According to DNS Flag Day initiative, the current DNS implementations are unnecessarily slow and inefficient because of efforts to accommodate a few DNS systems that are not in compliance with DNS standards established two decades ago. The entities registered on DNS Flag Day are now forcing DNS operations to include new mechanisms to protect against DDoS attacks. DNS software and service providers listed on this site agreed to remove non-compliant DNS implementations from their software or services. This deliberation, enforced since the beginning of this month, affects only sites operating non-compliant software.

DDoS attack kill Chain

According to the 2018 ENISA Threat Landscape Report, the kill chain of this threat is as follows:

DDoS Kill Chain


Recommendations for domain holders

Mitigating broadly distributed, small-sized attack traffic is more difficult at the CSP level, in comparison to the traditional volumetric attack method on a small number of targeted IPs. The convergence of polluted traffic that slips through the upstream internet service providers forms a massive traffic flow that easily exceeds the capacity of mitigation devices, leading to high latency at best and unavailability of service at worst.

  • Domain owners are advised to check if hosted websites are ready for the DNS Flag Day deliberation.
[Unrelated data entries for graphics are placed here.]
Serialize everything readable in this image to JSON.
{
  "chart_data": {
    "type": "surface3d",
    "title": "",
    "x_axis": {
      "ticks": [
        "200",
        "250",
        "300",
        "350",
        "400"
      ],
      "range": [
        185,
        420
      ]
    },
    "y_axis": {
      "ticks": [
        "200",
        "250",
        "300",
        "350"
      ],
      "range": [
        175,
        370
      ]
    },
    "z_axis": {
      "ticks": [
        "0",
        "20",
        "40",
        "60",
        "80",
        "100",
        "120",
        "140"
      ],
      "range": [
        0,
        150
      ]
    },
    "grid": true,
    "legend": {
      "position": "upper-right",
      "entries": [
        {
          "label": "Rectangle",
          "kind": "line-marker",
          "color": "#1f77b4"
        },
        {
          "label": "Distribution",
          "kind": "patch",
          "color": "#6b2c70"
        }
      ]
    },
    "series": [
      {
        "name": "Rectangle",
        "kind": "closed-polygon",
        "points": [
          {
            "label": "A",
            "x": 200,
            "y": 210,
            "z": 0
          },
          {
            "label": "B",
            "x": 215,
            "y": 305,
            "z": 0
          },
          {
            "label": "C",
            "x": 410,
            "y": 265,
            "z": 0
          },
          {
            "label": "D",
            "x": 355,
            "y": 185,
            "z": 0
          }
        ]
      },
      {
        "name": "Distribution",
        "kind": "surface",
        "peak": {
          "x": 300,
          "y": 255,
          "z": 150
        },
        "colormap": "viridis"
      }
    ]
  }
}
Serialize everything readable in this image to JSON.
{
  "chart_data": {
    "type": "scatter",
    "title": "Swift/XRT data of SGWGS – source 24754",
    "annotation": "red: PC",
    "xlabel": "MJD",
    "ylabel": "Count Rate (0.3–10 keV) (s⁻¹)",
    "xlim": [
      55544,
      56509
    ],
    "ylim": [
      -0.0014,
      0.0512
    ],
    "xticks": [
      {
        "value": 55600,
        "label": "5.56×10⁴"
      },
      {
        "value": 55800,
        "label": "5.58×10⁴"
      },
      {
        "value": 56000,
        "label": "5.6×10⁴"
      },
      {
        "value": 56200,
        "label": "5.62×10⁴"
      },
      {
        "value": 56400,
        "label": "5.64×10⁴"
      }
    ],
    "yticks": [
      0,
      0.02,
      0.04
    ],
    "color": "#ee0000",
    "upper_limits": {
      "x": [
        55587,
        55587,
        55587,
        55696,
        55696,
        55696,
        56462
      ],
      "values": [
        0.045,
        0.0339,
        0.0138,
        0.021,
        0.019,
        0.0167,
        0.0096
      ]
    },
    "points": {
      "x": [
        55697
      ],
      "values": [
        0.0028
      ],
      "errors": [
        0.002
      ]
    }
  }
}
This will require validating if their hosted websites may become unreachable through updated resolvers.
  • The dnsflagday.net website provides a diagnostic tool, which domain owners can check for DNS issues and receive advice on what steps they have to take to avoid being impacted.

Security measures for DDoS protection: 

  • Extra Bandwidth: An effective way to enhance DDoS protection is by increasing the bandwidth available on the web server. This allows the web server to handle sudden and unexpected surges in traffic. However, this is more of a buffer than a complete solution providing critical time to act before your resources are overwhelmed.
  • Defend Network Perimeter:Enhance the network's defense perimeter by taking additional security measures such as:
    • rate limiting the router to prevent web server becoming unresponsive to requests;
    • dropping spoofed or malformed packages; and
    • set lower SYN, ICMP, and UDP flood up thresholds.
    • sinkholing all traffic: sinkholing an entire IP prefix may be a solution but is costly since it will also block access to a wide range of legitimate services.

Closing Remarks

CSPs are the first line of defense to prevent DDoS attacks. The ongoing evolution of DDoS methods suggests that CSPs need to enhance their network security posture and find more effective ways to protect their critical infrastructure and tenants. The continued discovery of new attack patterns should alert all parties involved to the importance of developing effective solutions. The notification in case of an incident is obligatory, as clearly defined in article 16 (4) of the NIS directive. The initiative promoted by DNS Flag Day initiative is an important step but will not entirely stop a threat that has made the top 15 since ENISA produced its first threat landscape report back in 2012.